Но Сэм носил фамилию Финк[32], что ей очень нравилось, это было как бы насмешкой над ее отцом, который ко времени ее свадьбы давно уже овдовел и сильно болел, но с ним все еще консультировались по телефону как с крупным специалистом в сфере коммунального обслуживания; он умер, прочитав в газете, что Гитлер вошел в Вену. «Но он же долго не продержится, — саркастически прошептал он, борясь с прогрессирующим раком горла. — Немцы слишком интеллигентная нация, чтобы терпеть такого идиота». Но конечно же, она к тому времени уже понимала, что это вовсе не так, знала, что мир катится к собственному концу, и ее отнюдь не удивило бы, если бы тем же вечером она увидела на Бродвее американских штурмовиков в форменных фуражках с затянутыми под челюстью ремешками. Было уже опасно появляться летними субботними вечерами где-нибудь в Йорквилле[33], в верхней части Ист-Сайда, где немцы собирались на свои демонстрации, издевались над евреями и прославляли Гитлера. У нее была не слишком семитская внешность, но ее всегда охватывал страх потенциальной жертвы, когда она проходила по Восемьдесят шестой улице мимо этих мужланов с толстенными шеями.
Когда ей еще не было двадцати, она часто задумывалась: неужели она никогда не будет красивой или даже просто гениальной? И чего тогда следует ожидать? У нее было такое ощущение, что она окружена слишком широким пространством, ей требовалась стена, которую нужно преодолевать.

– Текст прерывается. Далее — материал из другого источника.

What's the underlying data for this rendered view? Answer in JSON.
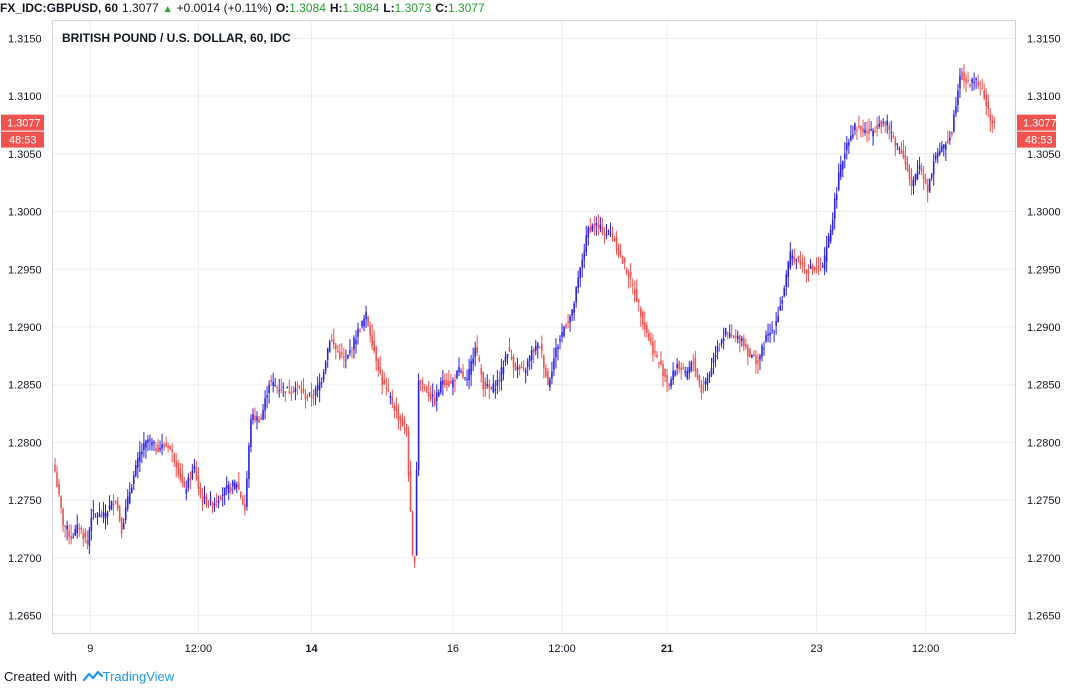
{
  "header": {
    "symbol": "FX_IDC:GBPUSD, 60",
    "last": "1.3077",
    "change": "+0.0014 (+0.11%)",
    "o_label": "O:",
    "o_value": "1.3084",
    "h_label": "H:",
    "h_value": "1.3084",
    "l_label": "L:",
    "l_value": "1.3073",
    "c_label": "C:",
    "c_value": "1.3077"
  },
  "footer": {
    "created_with": "Created with",
    "brand": "TradingView"
  },
  "colors": {
    "up": "#2b20e8",
    "down": "#ef5350",
    "grid": "#e8eef3",
    "badge": "#ef5350",
    "brand": "#2196f3"
  },
  "chart_data": {
    "type": "candlestick",
    "title": "BRITISH POUND / U.S. DOLLAR, 60, IDC",
    "ylim": [
      1.2635,
      1.3165
    ],
    "y_ticks": [
      "1.2650",
      "1.2700",
      "1.2750",
      "1.2800",
      "1.2850",
      "1.2900",
      "1.2950",
      "1.3000",
      "1.3050",
      "1.3100",
      "1.3150"
    ],
    "x_ticks": [
      {
        "label": "9",
        "bold": false,
        "i": 17.5
      },
      {
        "label": "12:00",
        "bold": false,
        "i": 71
      },
      {
        "label": "14",
        "bold": true,
        "i": 127
      },
      {
        "label": "16",
        "bold": false,
        "i": 197
      },
      {
        "label": "12:00",
        "bold": false,
        "i": 251
      },
      {
        "label": "21",
        "bold": true,
        "i": 303
      },
      {
        "label": "23",
        "bold": false,
        "i": 377
      },
      {
        "label": "12:00",
        "bold": false,
        "i": 431
      }
    ],
    "last_price_label": "1.3077",
    "countdown_label": "48:53",
    "last_price": 1.3077,
    "anchors": [
      [
        0,
        1.2775
      ],
      [
        4,
        1.273
      ],
      [
        8,
        1.2718
      ],
      [
        12,
        1.2728
      ],
      [
        16,
        1.2712
      ],
      [
        18,
        1.2738
      ],
      [
        24,
        1.2736
      ],
      [
        30,
        1.2752
      ],
      [
        33,
        1.2725
      ],
      [
        37,
        1.2758
      ],
      [
        42,
        1.279
      ],
      [
        46,
        1.2802
      ],
      [
        50,
        1.2795
      ],
      [
        56,
        1.2798
      ],
      [
        60,
        1.2782
      ],
      [
        64,
        1.2758
      ],
      [
        69,
        1.2778
      ],
      [
        72,
        1.2752
      ],
      [
        78,
        1.2747
      ],
      [
        84,
        1.2758
      ],
      [
        90,
        1.2765
      ],
      [
        94,
        1.2742
      ],
      [
        97,
        1.2822
      ],
      [
        102,
        1.282
      ],
      [
        106,
        1.2852
      ],
      [
        110,
        1.2848
      ],
      [
        116,
        1.2845
      ],
      [
        120,
        1.2848
      ],
      [
        124,
        1.284
      ],
      [
        128,
        1.284
      ],
      [
        132,
        1.2855
      ],
      [
        136,
        1.289
      ],
      [
        140,
        1.2878
      ],
      [
        144,
        1.287
      ],
      [
        150,
        1.2896
      ],
      [
        154,
        1.291
      ],
      [
        158,
        1.288
      ],
      [
        162,
        1.2852
      ],
      [
        166,
        1.2838
      ],
      [
        170,
        1.2822
      ],
      [
        174,
        1.281
      ],
      [
        177,
        1.27
      ],
      [
        178,
        1.27
      ],
      [
        180,
        1.2855
      ],
      [
        184,
        1.2845
      ],
      [
        188,
        1.2835
      ],
      [
        192,
        1.2855
      ],
      [
        196,
        1.285
      ],
      [
        200,
        1.2862
      ],
      [
        204,
        1.2852
      ],
      [
        208,
        1.2885
      ],
      [
        212,
        1.285
      ],
      [
        216,
        1.2845
      ],
      [
        220,
        1.2855
      ],
      [
        224,
        1.288
      ],
      [
        228,
        1.2865
      ],
      [
        232,
        1.286
      ],
      [
        236,
        1.2878
      ],
      [
        240,
        1.2885
      ],
      [
        244,
        1.285
      ],
      [
        248,
        1.288
      ],
      [
        252,
        1.29
      ],
      [
        256,
        1.2912
      ],
      [
        260,
        1.295
      ],
      [
        264,
        1.2985
      ],
      [
        268,
        1.2988
      ],
      [
        272,
        1.2982
      ],
      [
        276,
        1.298
      ],
      [
        280,
        1.296
      ],
      [
        284,
        1.2945
      ],
      [
        288,
        1.2925
      ],
      [
        292,
        1.29
      ],
      [
        296,
        1.288
      ],
      [
        300,
        1.2865
      ],
      [
        304,
        1.285
      ],
      [
        308,
        1.2868
      ],
      [
        312,
        1.2858
      ],
      [
        316,
        1.287
      ],
      [
        320,
        1.2845
      ],
      [
        324,
        1.286
      ],
      [
        328,
        1.2885
      ],
      [
        332,
        1.2895
      ],
      [
        336,
        1.289
      ],
      [
        340,
        1.289
      ],
      [
        344,
        1.2875
      ],
      [
        348,
        1.287
      ],
      [
        352,
        1.289
      ],
      [
        356,
        1.29
      ],
      [
        360,
        1.2925
      ],
      [
        364,
        1.2962
      ],
      [
        368,
        1.2958
      ],
      [
        372,
        1.295
      ],
      [
        376,
        1.295
      ],
      [
        380,
        1.295
      ],
      [
        384,
        1.2985
      ],
      [
        388,
        1.303
      ],
      [
        392,
        1.306
      ],
      [
        396,
        1.3073
      ],
      [
        400,
        1.307
      ],
      [
        404,
        1.3068
      ],
      [
        408,
        1.3078
      ],
      [
        412,
        1.3075
      ],
      [
        416,
        1.306
      ],
      [
        420,
        1.305
      ],
      [
        424,
        1.302
      ],
      [
        428,
        1.304
      ],
      [
        432,
        1.302
      ],
      [
        436,
        1.305
      ],
      [
        440,
        1.3055
      ],
      [
        444,
        1.307
      ],
      [
        448,
        1.312
      ],
      [
        452,
        1.311
      ],
      [
        456,
        1.3115
      ],
      [
        460,
        1.31
      ],
      [
        463,
        1.3078
      ],
      [
        465,
        1.3077
      ]
    ]
  }
}
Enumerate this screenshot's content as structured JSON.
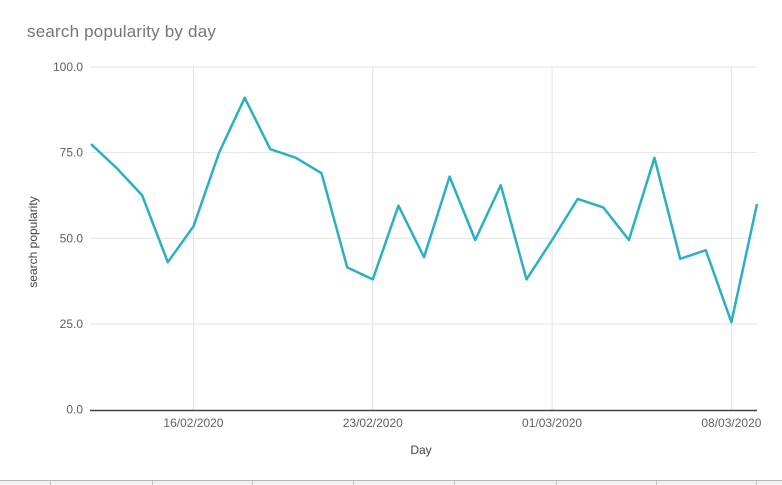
{
  "chart_data": {
    "type": "line",
    "title": "search popularity by day",
    "xlabel": "Day",
    "ylabel": "search popularity",
    "x": [
      "12/02/2020",
      "13/02/2020",
      "14/02/2020",
      "15/02/2020",
      "16/02/2020",
      "17/02/2020",
      "18/02/2020",
      "19/02/2020",
      "20/02/2020",
      "21/02/2020",
      "22/02/2020",
      "23/02/2020",
      "24/02/2020",
      "25/02/2020",
      "26/02/2020",
      "27/02/2020",
      "28/02/2020",
      "29/02/2020",
      "01/03/2020",
      "02/03/2020",
      "03/03/2020",
      "04/03/2020",
      "05/03/2020",
      "06/03/2020",
      "07/03/2020",
      "08/03/2020",
      "09/03/2020"
    ],
    "values": [
      77.5,
      70.5,
      62.5,
      43,
      53.5,
      75,
      91,
      76,
      73.5,
      69,
      41.5,
      38,
      59.5,
      44.5,
      68,
      49.5,
      65.5,
      38,
      49.5,
      61.5,
      59,
      49.5,
      73.5,
      44,
      46.5,
      25.5,
      60
    ],
    "ylim": [
      0,
      100
    ],
    "yticks": [
      0,
      25,
      50,
      75,
      100
    ],
    "ytick_labels": [
      "0.0",
      "25.0",
      "50.0",
      "75.0",
      "100.0"
    ],
    "xticks": [
      {
        "label": "16/02/2020",
        "index": 4
      },
      {
        "label": "23/02/2020",
        "index": 11
      },
      {
        "label": "01/03/2020",
        "index": 18
      },
      {
        "label": "08/03/2020",
        "index": 25
      }
    ],
    "grid": true,
    "legend": "none",
    "colors": {
      "series": "#2BAFC4",
      "grid": "#e3e3e3",
      "axis": "#424242",
      "tick_label": "#616161",
      "title": "#757575",
      "axis_label": "#424242"
    }
  }
}
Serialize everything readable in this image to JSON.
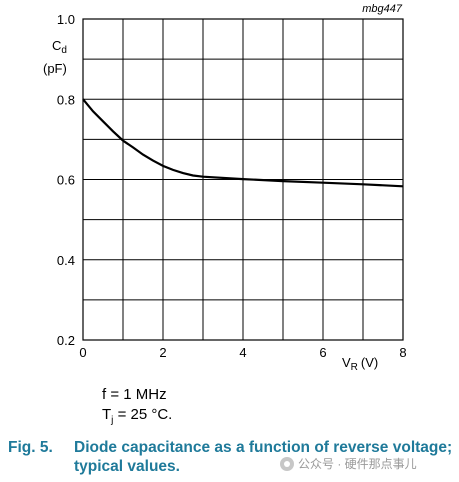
{
  "chart_data": {
    "type": "line",
    "code": "mbg447",
    "ylabel": {
      "symbol": "C",
      "sub": "d",
      "unit": "(pF)"
    },
    "xlabel": {
      "symbol": "V",
      "sub": "R",
      "unit": "(V)"
    },
    "xlim": [
      0,
      8
    ],
    "ylim": [
      0.2,
      1.0
    ],
    "x_ticks": [
      "0",
      "2",
      "4",
      "6",
      "8"
    ],
    "y_ticks": [
      "0.2",
      "0.4",
      "0.6",
      "0.8",
      "1.0"
    ],
    "grid": true,
    "series": [
      {
        "x": [
          0,
          0.25,
          0.5,
          0.75,
          1.0,
          1.25,
          1.5,
          1.75,
          2.0,
          2.25,
          2.5,
          2.75,
          3.0,
          4.0,
          5.0,
          6.0,
          7.0,
          8.0
        ],
        "y": [
          0.8,
          0.77,
          0.745,
          0.72,
          0.697,
          0.68,
          0.662,
          0.647,
          0.634,
          0.624,
          0.616,
          0.61,
          0.607,
          0.601,
          0.596,
          0.592,
          0.588,
          0.583
        ]
      }
    ]
  },
  "conditions": {
    "freq": "f = 1 MHz",
    "temp_prefix": "T",
    "temp_sub": "j",
    "temp_suffix": " = 25 °C."
  },
  "caption": {
    "fig": "Fig. 5.",
    "text": "Diode capacitance as a function of reverse voltage; typical values."
  },
  "watermark": "公众号 · 硬件那点事儿"
}
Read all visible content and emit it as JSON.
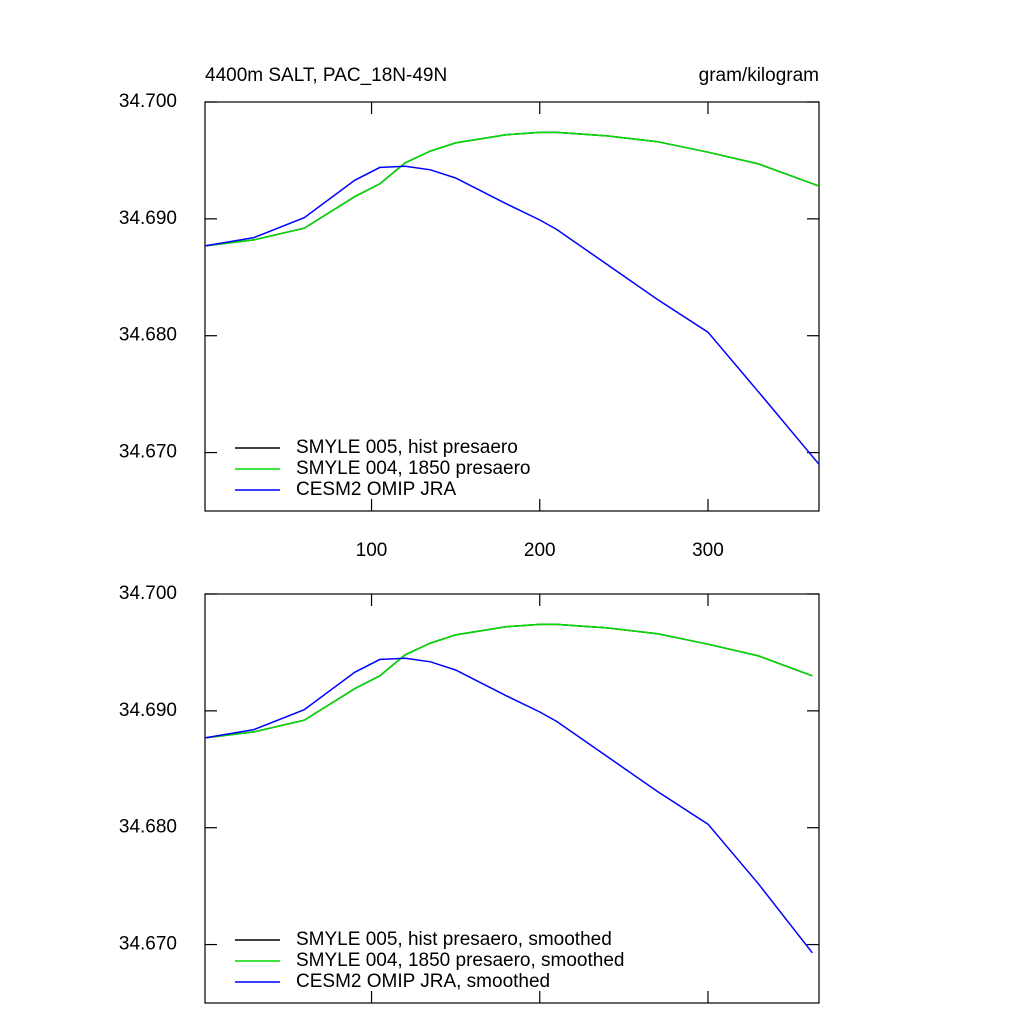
{
  "chart_data": [
    {
      "type": "line",
      "title": "4400m SALT, PAC_18N-49N",
      "units": "gram/kilogram",
      "x": [
        1,
        30,
        60,
        90,
        105,
        120,
        135,
        150,
        180,
        200,
        210,
        240,
        270,
        300,
        330,
        366
      ],
      "series": [
        {
          "name": "SMYLE 005, hist presaero",
          "color": "#000000",
          "values": [
            34.68769,
            34.6882,
            34.6892,
            34.6919,
            34.693,
            34.6948,
            34.6958,
            34.6965,
            34.6972,
            34.6974,
            34.6974,
            34.6971,
            34.6966,
            34.6957,
            34.6947,
            34.6928
          ]
        },
        {
          "name": "SMYLE 004, 1850 presaero",
          "color": "#00dd00",
          "values": [
            34.68769,
            34.6882,
            34.6892,
            34.6919,
            34.693,
            34.6948,
            34.6958,
            34.6965,
            34.6972,
            34.6974,
            34.6974,
            34.6971,
            34.6966,
            34.6957,
            34.6947,
            34.6928
          ]
        },
        {
          "name": "CESM2 OMIP JRA",
          "color": "#0000ff",
          "values": [
            34.68769,
            34.6884,
            34.6901,
            34.6933,
            34.6944,
            34.6945,
            34.6942,
            34.6935,
            34.6913,
            34.6899,
            34.6891,
            34.6861,
            34.6831,
            34.6803,
            34.6752,
            34.669
          ]
        }
      ],
      "xlim": [
        1,
        366
      ],
      "ylim": [
        34.665,
        34.7
      ],
      "xticks": [
        100,
        200,
        300
      ],
      "show_xtick_labels": true,
      "yticks": [
        {
          "value": 34.67,
          "label": "34.670"
        },
        {
          "value": 34.68,
          "label": "34.680"
        },
        {
          "value": 34.69,
          "label": "34.690"
        },
        {
          "value": 34.7,
          "label": "34.700"
        }
      ],
      "legend": "lower left"
    },
    {
      "type": "line",
      "x": [
        1,
        30,
        60,
        90,
        105,
        120,
        135,
        150,
        180,
        200,
        210,
        240,
        270,
        300,
        330,
        362
      ],
      "series": [
        {
          "name": "SMYLE 005, hist presaero, smoothed",
          "color": "#000000",
          "values": [
            34.68769,
            34.6882,
            34.6892,
            34.6919,
            34.693,
            34.6948,
            34.6958,
            34.6965,
            34.6972,
            34.6974,
            34.6974,
            34.6971,
            34.6966,
            34.6957,
            34.6947,
            34.693
          ]
        },
        {
          "name": "SMYLE 004, 1850 presaero, smoothed",
          "color": "#00dd00",
          "values": [
            34.68769,
            34.6882,
            34.6892,
            34.6919,
            34.693,
            34.6948,
            34.6958,
            34.6965,
            34.6972,
            34.6974,
            34.6974,
            34.6971,
            34.6966,
            34.6957,
            34.6947,
            34.693
          ]
        },
        {
          "name": "CESM2 OMIP JRA, smoothed",
          "color": "#0000ff",
          "values": [
            34.68769,
            34.6884,
            34.6901,
            34.6933,
            34.6944,
            34.6945,
            34.6942,
            34.6935,
            34.6913,
            34.6899,
            34.6891,
            34.6861,
            34.6831,
            34.6803,
            34.6752,
            34.6693
          ]
        }
      ],
      "xlim": [
        1,
        366
      ],
      "ylim": [
        34.665,
        34.7
      ],
      "xticks": [
        100,
        200,
        300
      ],
      "show_xtick_labels": false,
      "yticks": [
        {
          "value": 34.67,
          "label": "34.670"
        },
        {
          "value": 34.68,
          "label": "34.680"
        },
        {
          "value": 34.69,
          "label": "34.690"
        },
        {
          "value": 34.7,
          "label": "34.700"
        }
      ],
      "legend": "lower left"
    }
  ]
}
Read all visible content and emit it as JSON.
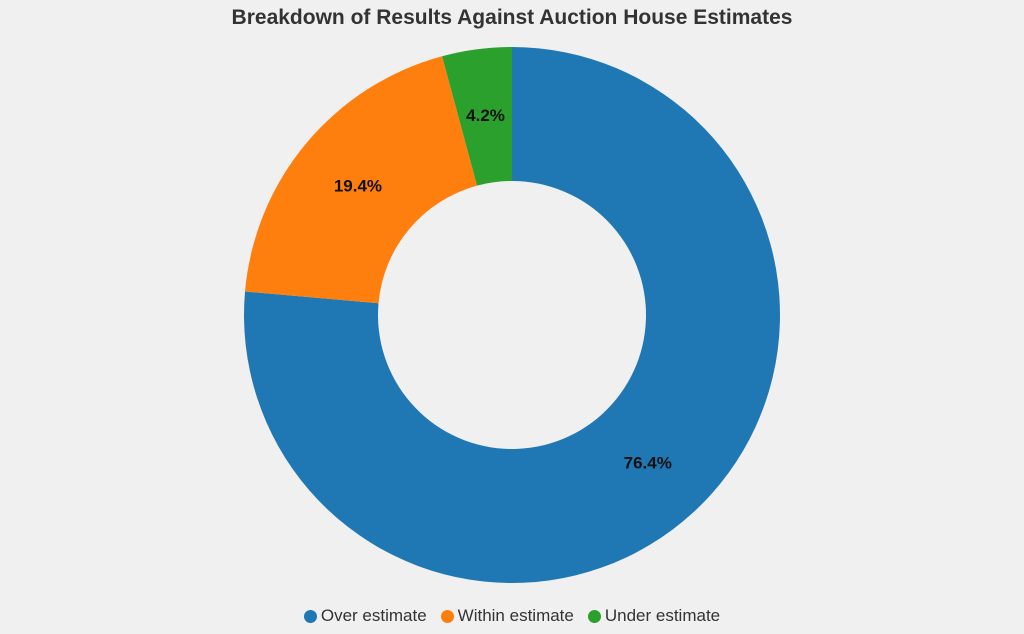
{
  "chart_data": {
    "type": "pie",
    "title": "Breakdown of Results Against Auction House Estimates",
    "categories": [
      "Over estimate",
      "Within estimate",
      "Under estimate"
    ],
    "values": [
      76.4,
      19.4,
      4.2
    ],
    "value_labels": [
      "76.4%",
      "19.4%",
      "4.2%"
    ],
    "colors": [
      "#1f77b4",
      "#ff7f0e",
      "#2ca02c"
    ],
    "donut": true,
    "legend_position": "bottom-center"
  }
}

Ее отец, человек изящный и элегантный, с благородной посадкой удлиненной головы, придерживался самых старомодных взглядов, во всяком случае, она так считала в приливе своей только что обретенной революционной независимости. Сидя в прохладной и полутемной квартире на Уэст-Энд-авеню, она поглаживала его холодную руку и благодарила свою счастливую звезду, вернее, собственную проницательность и ум, которые навсегда отвратили ее от всей этой европейской мишуры: тяжелого столового серебра, чрезмерно мягких стульев и кресел, чудовищных размеров восточного ковра, от прямо-таки жуткого веса их чайного сервиза и смешной уверенности в будущем, которую он некогда внушал. Если уж она не была красавицей, то выросла по крайней мере сильной и свободной от папиных иллюзий. Но теперь, когда он стал слабым и по большей части просто лежал с закрытыми глазами, она уже могла позволить себе признать, что вполне разделяла эту его приверженность высокомерному изяществу и элегантности, что беспокоилась и тревожилась о многом, делая вид, будто все это ее совершенно не волнует — в отличие от матери, которая вечно вопила, что волнуется и беспокоится, но на самом деле ей было глубоко наплевать на все, что происходит вокруг. И конечно же, папа принимал как данность существующую в мире несправедливость, она была для него явлением столь же естественным, как перемены погоды. Человек внешне обычный, спокойный, он очень быстро уставал от людей предсказуемых, и это связывало, объединяло ее с ним как двух заговорщиков. Ей доставляли истинное удовольствие его завуалированные издевательства над единообразием и единомыслием, они служили топливом, питавшим ее мятежи против матери. За день до смерти он улыбнулся ей и сказал: «Не беспокойся, Дженис, ты достаточно хороша собой, у тебя все будет в полном порядке, потому что ты сильная». Если б только этого «все в порядке» было достаточно!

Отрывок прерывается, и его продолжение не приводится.